Let’s get real though this is not a down at the heels shop girl who didn’t know the score, didn’t know a certain truth that would forever haunt her image, her reputation. It took about my fifth time down at the National Gallery of Art in sunnier times when it was open, now closed by government shutdown to figure what was going on here. The deep symbolism which puts Brother Whistler right in vortex as the precursor of the Surrealist movement of the next century. Maybe as one art critic speculated this was a tip of the hat to the coming storm in Whistler’s America, the gathering storm when they had painter’s bloc. Doyle is not going to like my comments on this one any more than my sexual suggestiveness regard three-name moniker Singer and Alexander and Madame X and Isabella respectively. This portrait has nothing to do with first communion-like virginity, bride of Christ or lost innocence after the Edenic fall, far from it.
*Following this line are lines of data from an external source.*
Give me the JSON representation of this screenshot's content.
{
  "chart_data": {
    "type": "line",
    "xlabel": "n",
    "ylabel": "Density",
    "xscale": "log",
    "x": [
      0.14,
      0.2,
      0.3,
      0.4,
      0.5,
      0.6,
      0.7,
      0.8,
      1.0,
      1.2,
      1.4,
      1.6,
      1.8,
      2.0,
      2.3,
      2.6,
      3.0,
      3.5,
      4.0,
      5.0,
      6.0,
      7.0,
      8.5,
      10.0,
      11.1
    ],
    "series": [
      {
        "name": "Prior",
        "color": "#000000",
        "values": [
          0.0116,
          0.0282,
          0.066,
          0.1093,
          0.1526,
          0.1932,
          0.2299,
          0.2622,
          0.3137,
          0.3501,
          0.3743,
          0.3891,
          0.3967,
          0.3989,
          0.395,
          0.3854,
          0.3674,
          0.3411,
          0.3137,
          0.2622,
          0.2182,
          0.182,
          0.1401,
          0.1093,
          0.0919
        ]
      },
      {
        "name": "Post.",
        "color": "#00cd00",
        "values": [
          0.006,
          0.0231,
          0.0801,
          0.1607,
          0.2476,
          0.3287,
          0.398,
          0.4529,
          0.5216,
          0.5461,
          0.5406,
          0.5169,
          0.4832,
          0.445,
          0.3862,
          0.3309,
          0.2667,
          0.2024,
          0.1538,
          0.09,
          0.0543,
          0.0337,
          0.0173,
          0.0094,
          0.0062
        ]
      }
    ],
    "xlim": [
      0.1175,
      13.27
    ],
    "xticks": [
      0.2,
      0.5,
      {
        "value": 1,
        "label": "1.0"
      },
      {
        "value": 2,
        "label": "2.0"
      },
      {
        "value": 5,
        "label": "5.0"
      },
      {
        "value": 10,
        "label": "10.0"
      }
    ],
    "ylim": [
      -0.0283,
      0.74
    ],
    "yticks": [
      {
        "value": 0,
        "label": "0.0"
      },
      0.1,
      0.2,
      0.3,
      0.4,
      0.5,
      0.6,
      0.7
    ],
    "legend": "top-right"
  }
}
What this painting is though is a homage to the Whole of Babylon, the queen bee of courtesans which is how Whistler saw his model, his girlfriend what did they call their relationship in polite society then, yes, consort. Don’t be fooled like all the high-brow Victorian art critics with their handy snuff boxes and be taken in by the white dress, the too skinny red lips, the white curtain, that very convenient white rose. That is all show. That is for the gullible art collectors and museum patrons. The key is the wolf’s head, and I am surprised nobody else has caught the naked symbolism. Although I don’t read or speak Aramaic there is a clear reference in the Book of the Dead according to the Babylonian history scholar James Cee about the wolf’s head and the Whore of Babylon. That the wolf’s head and fur were both an advertisement for a high-born courtesan and as an aphrodisiac for her clients. Nice work, James. For those who have me written down as some Freudian sexual reference cretin or frustrated post-menopausal matron well go to work. As for Doyle when he comes out of his dead faint after reading this give it your best shot. Give it your best shot.